Last August, Sara Berlinger took a step beyond the dance studios where she’s usually found. The junior dance major, one of 26 female cadets in Cal State Fullerton’s ROTC program, recently returned from a three-week Cultural Understanding and Leadership Program in Thailand.
But she wasn’t the only one who wore army fatigues this summer. Fellow cadet Sherin Tara, a senior nursing major, spent almost a month serving in the emergency room at Martin Army Community Hospital in Fort Benning, Georgia. And Hunter Stepp, a graduate student studying clinical psychology, went to Fort Knox, Kentucky.
Beyond the heat and humidity, Stepp remembers it being a great experience. As an undergraduate, she never considered joining ROTC — but because she’s interested in studying post-traumatic stress, she joined in her senior year.
“It was definitely challenging,” she explained. “I did a lot of things I never thought I’d do — like the high ropes course. And I’m scared of heights.
“I learned how much I was willing to do … how far I could go physically and mentally.”
“I want to be a psychologist in the Army, so it was good to be out there with younger cadets. Helping them go through these challenging experiences reinforced my choice of career.”
“I learned how much I was willing to do … how far I could go physically and mentally,” she added. “I found that you are stronger than you think you are. It’s just a matter of going out and doing it.”
Tara took part in a 28-day Nurse Summer Training Program. If she hadn’t been sure about her choice of nursing as a career, she is now after gaining more than 150 hours of clinical experience in the ER at Fort Benning.

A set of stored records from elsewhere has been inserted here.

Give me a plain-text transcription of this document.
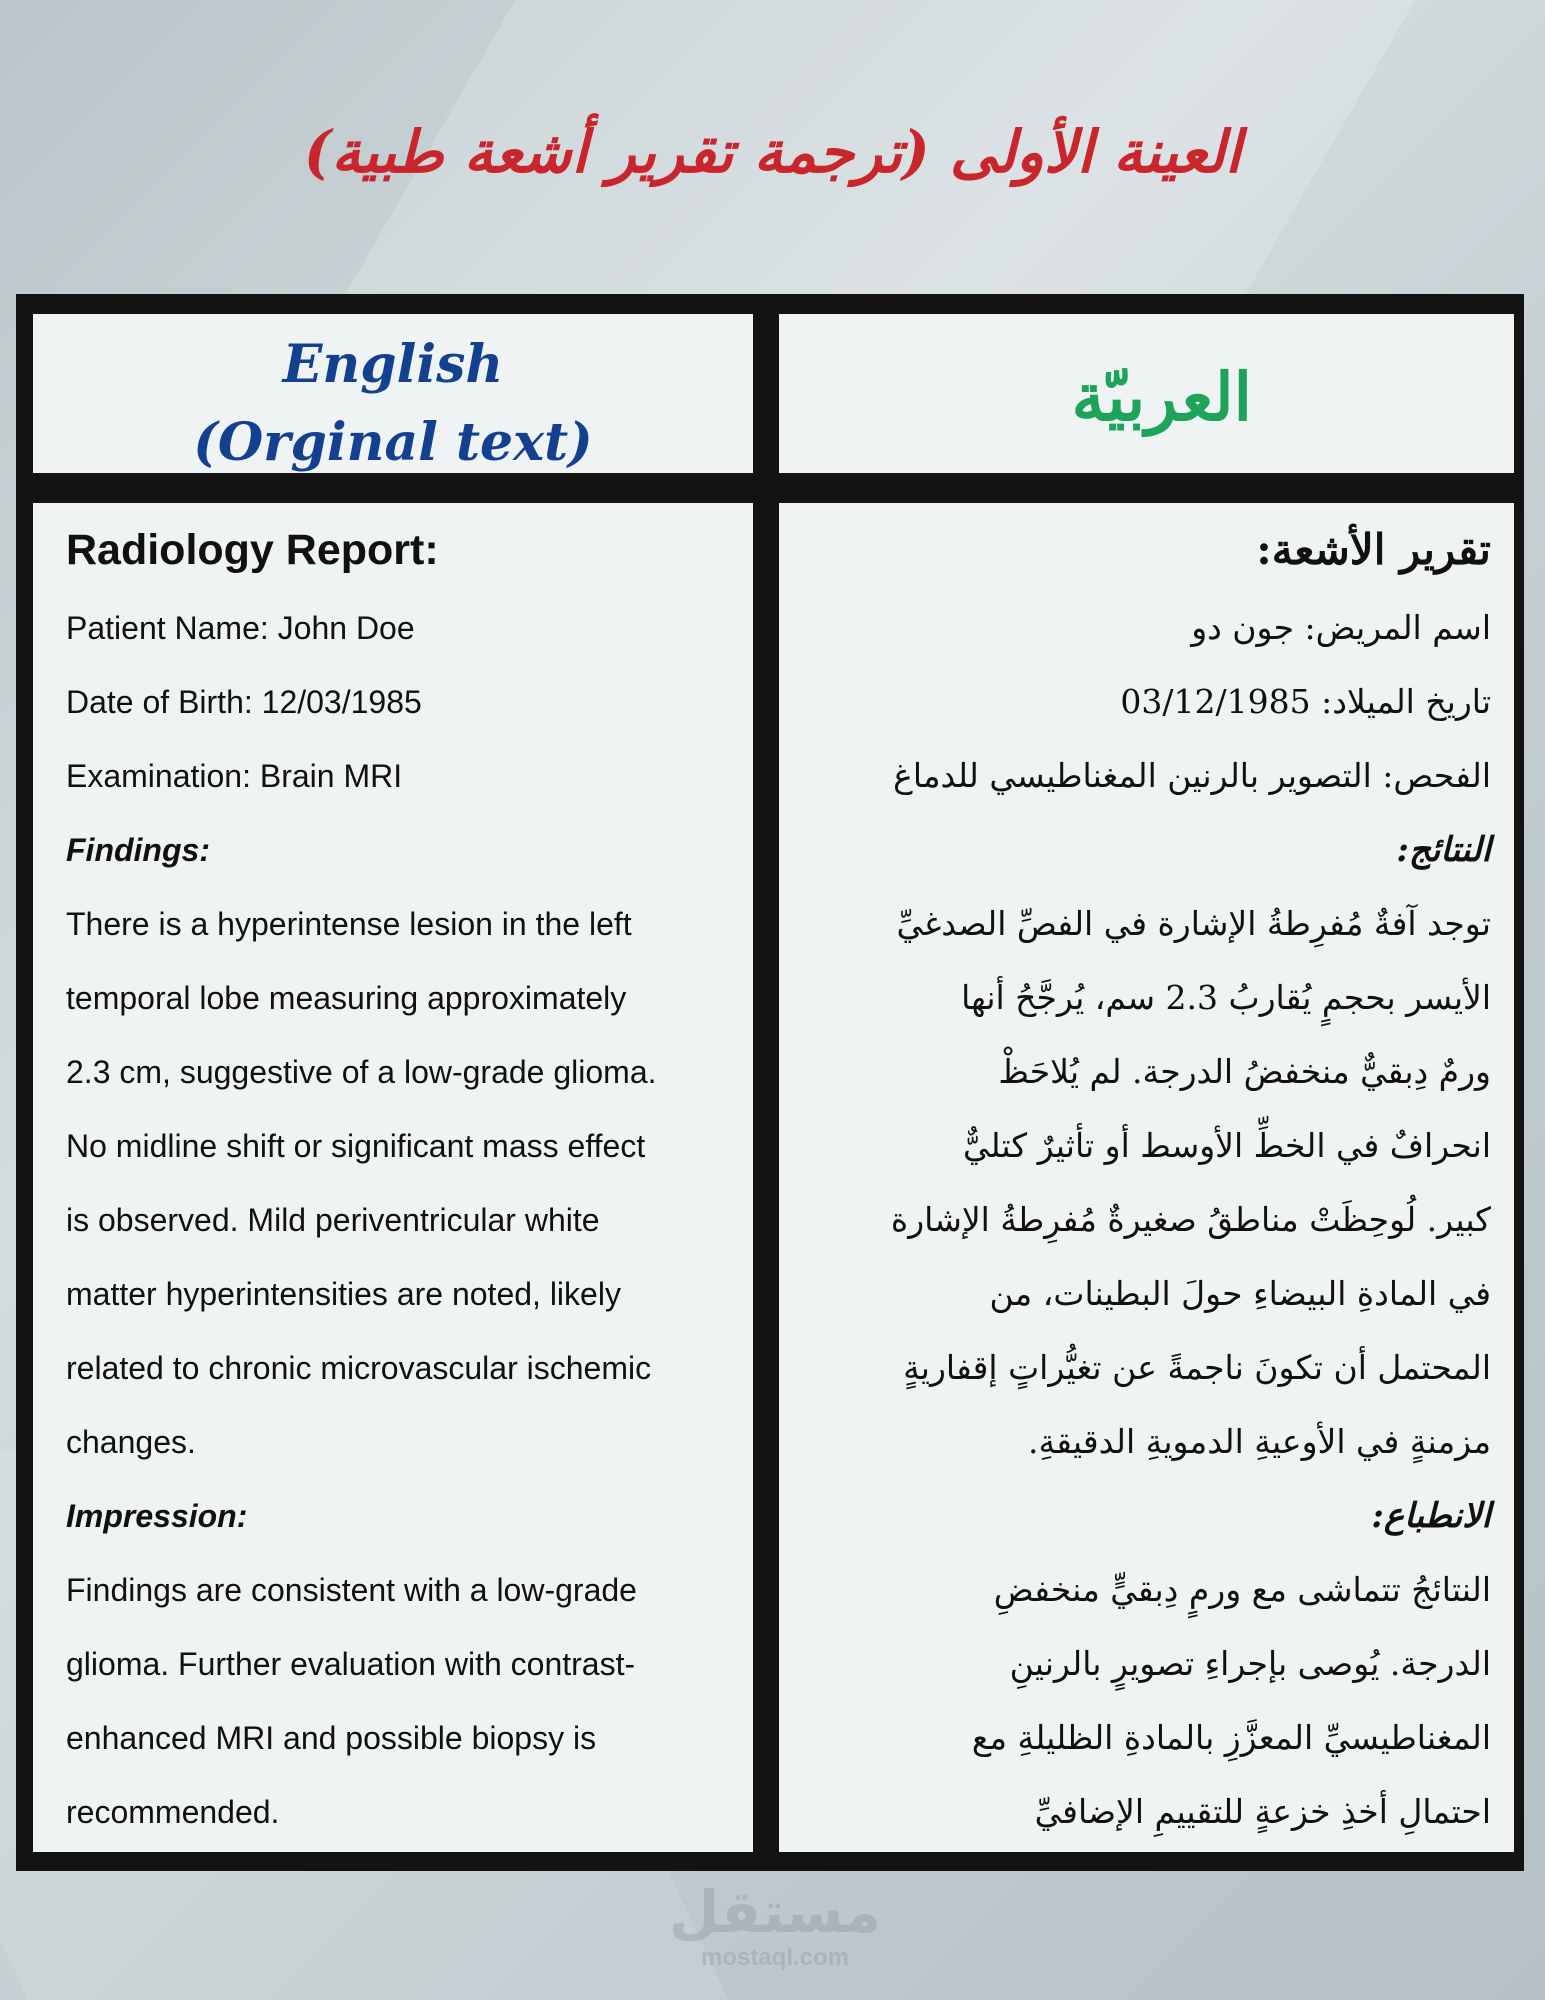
العينة الأولى (ترجمة تقرير أشعة طبية)
English
(Orginal text)
العربيّة
Radiology Report:
Patient Name: John Doe
Date of Birth: 12/03/1985
Examination: Brain MRI
Findings:
There is a hyperintense lesion in the left
temporal lobe measuring approximately
2.3 cm, suggestive of a low-grade glioma.
No midline shift or significant mass effect
is observed. Mild periventricular white
matter hyperintensities are noted, likely
related to chronic microvascular ischemic
changes.
Impression:
Findings are consistent with a low-grade
glioma. Further evaluation with contrast-
enhanced MRI and possible biopsy is
recommended.
تقرير الأشعة:
اسم المريض: جون دو
تاريخ الميلاد: 03/12/1985
الفحص: التصوير بالرنين المغناطيسي للدماغ
النتائج:
توجد آفةٌ مُفرِطةُ الإشارة في الفصِّ الصدغيِّ
الأيسر بحجمٍ يُقاربُ 2.3 سم، يُرجَّحُ أنها
ورمٌ دِبقيٌّ منخفضُ الدرجة. لم يُلاحَظْ
انحرافٌ في الخطِّ الأوسط أو تأثيرٌ كتليٌّ
كبير. لُوحِظَتْ مناطقُ صغيرةٌ مُفرِطةُ الإشارة
في المادةِ البيضاءِ حولَ البطينات، من
المحتمل أن تكونَ ناجمةً عن تغيُّراتٍ إقفاريةٍ
مزمنةٍ في الأوعيةِ الدمويةِ الدقيقةِ.
الانطباع:
النتائجُ تتماشى مع ورمٍ دِبقيٍّ منخفضِ
الدرجة. يُوصى بإجراءِ تصويرٍ بالرنينِ
المغناطيسيِّ المعزَّزِ بالمادةِ الظليلةِ مع
احتمالِ أخذِ خزعةٍ للتقييمِ الإضافيِّ
مستقل
mostaql.com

“I had a blast. … I was paired with an Army nurse as my preceptor and she was with me the whole time and made sure I did everything safely.” She set up IVs, took EKGs, talked to doctors under her care, was involved in assessing cases, triaging and assisting with patient discharges. “When I started, I probably had set up 10 IVs in my life. At Fort Benning, I probably did that many in a day. “
“This was an immensely helpful experience, because my confidence level grew and I am now comfortable in the ER setting, which is the area where I want to work once I graduate in December. “
Berlinger traveled halfway around the world to spend four weeks with the Thai military cadet corps.
“It was a total immersion into the life and culture of the country and its military,” she explained. Berlinger took part in drills and other exercises, as well as helped teach conversational English to Thai cadets.
“It was a good experience to interact and share thoughts on their cadet experiences, their lives and how the military operates (as part of the lessons),” she explained. When not with the cadets, she had opportunities to visit local villages and temples, as well as interact with preschool teachers and young students who had never seen a foreigner. “It was an absolutely, wonderful experience.”